Der Juan-Fernández-Archipel beherbergt eine kleine, aber wichtige Fischereigemeinschaft, die für ihren Lebensunterhalt auf die Gewässer angewiesen ist. Die Steinkrebssischerei der Region ist weltweit bekannt, und lokale Fischer haben Schutzmaßnahmen lange unterstützt, in der Hoffnung, dass Schutzgebiete zur Auffüllung der Fischbestände beitragen würden. Die neue Forschung deutet jedoch darauf hin, dass die ökologischen Schäden durch frühere Schleppnetzfischerei dauerhafte Auswirkungen auf das gesamte Nahrungsnetz haben könnten, einschließlich der Arten, auf die die lokale Bevölkerung angewiesen ist.

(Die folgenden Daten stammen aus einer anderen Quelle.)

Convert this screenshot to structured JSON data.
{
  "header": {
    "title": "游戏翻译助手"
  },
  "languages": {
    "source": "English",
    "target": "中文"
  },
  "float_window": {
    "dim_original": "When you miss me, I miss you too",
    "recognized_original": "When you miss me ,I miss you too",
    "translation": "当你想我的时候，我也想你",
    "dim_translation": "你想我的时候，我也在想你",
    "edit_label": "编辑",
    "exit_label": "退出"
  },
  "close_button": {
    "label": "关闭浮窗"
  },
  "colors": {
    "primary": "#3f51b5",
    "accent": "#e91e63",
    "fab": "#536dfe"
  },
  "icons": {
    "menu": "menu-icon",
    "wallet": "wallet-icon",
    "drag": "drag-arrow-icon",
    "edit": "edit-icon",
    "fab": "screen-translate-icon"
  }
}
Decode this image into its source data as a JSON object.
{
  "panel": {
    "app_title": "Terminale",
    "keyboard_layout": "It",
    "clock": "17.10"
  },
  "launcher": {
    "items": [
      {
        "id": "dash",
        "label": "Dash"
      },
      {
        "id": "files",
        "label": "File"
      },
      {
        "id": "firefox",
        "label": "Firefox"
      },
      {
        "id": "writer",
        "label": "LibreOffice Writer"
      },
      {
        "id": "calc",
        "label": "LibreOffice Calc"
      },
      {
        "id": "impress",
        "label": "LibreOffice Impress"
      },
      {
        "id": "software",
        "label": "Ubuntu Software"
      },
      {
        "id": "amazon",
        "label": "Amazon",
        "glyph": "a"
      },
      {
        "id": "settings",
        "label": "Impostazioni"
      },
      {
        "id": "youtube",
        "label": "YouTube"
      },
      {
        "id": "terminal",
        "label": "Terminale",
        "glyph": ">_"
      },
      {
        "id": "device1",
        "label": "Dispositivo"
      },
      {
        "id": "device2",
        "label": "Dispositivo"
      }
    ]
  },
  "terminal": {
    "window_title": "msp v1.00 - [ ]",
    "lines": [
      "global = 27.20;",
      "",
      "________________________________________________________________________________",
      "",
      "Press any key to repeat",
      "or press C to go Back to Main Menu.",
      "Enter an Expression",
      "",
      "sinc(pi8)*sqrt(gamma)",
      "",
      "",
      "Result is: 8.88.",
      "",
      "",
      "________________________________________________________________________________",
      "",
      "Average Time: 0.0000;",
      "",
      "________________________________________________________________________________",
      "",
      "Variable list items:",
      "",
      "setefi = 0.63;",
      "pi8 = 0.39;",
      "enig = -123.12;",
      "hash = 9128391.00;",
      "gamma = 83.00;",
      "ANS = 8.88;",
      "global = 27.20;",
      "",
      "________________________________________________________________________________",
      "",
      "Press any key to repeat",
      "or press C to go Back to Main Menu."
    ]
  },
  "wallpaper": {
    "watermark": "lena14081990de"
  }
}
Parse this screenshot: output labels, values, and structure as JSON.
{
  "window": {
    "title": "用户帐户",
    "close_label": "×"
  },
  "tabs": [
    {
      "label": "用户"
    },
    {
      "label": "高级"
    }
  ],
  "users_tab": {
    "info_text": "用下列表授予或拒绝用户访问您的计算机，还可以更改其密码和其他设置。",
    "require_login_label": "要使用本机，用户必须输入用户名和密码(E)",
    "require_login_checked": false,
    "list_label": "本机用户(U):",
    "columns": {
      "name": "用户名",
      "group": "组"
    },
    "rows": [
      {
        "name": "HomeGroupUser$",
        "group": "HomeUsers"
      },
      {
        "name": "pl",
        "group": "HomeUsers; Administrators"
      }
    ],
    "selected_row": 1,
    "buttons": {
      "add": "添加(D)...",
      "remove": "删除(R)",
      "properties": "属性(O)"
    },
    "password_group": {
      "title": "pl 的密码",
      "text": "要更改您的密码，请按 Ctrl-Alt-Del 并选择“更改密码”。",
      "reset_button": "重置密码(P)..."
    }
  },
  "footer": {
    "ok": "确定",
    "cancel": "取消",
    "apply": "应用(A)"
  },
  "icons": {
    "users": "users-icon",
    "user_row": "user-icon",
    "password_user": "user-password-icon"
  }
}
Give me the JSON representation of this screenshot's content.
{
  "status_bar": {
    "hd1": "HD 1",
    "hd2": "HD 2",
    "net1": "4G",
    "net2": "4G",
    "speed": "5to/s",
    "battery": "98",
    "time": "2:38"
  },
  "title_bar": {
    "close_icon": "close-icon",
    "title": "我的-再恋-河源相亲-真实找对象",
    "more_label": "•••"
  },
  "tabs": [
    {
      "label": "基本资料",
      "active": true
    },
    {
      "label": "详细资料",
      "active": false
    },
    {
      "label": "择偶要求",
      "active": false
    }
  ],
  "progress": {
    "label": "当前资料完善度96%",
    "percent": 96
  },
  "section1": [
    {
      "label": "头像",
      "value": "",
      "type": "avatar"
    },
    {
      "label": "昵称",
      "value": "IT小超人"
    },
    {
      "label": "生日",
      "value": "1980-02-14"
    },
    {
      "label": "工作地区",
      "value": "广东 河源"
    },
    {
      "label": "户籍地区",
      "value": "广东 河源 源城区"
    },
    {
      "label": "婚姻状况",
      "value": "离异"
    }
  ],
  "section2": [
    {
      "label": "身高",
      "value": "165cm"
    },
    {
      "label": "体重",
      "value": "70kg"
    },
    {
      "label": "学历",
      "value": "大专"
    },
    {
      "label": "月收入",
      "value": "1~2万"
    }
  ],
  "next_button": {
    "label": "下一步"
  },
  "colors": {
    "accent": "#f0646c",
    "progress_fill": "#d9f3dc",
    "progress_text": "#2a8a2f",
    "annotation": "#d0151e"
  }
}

Wissenschaftler sind auch besorgt, weil Seeberge Biodiversitäts-Hotspots sind, die Arten beherbergen, die sonst nirgendwo auf der Erde vorkommen. Der Verlust von Korallenhabitaten auf diesen Unterwasserbergen könnte das Aussterben unbekannter oder seltener Arten bedeuten, bevor sie überhaupt entdeckt werden. Die Autoren der Studie betonen, dass die Verhinderung zukünftiger Schäden weitaus effektiver ist als der Versuch, bereits Verlorenes zu reparieren.

Die Ergebnisse dienen als warnendes Beispiel für die Meeresverwaltung weltweit. Während Länder den Tiefseebergbau und die Fischerei ausweiten, zeigt die langsame Erholung der chilenischen Seeberge, dass einige Meereswunden dauerhaft sein könnten. Der Schutz intakter Ökosysteme, anstatt anzunehmen, dass sie später wiederhergestellt werden können, ist der einzige Weg, den verborgenen Reichtum des Ozeans zu bewahren.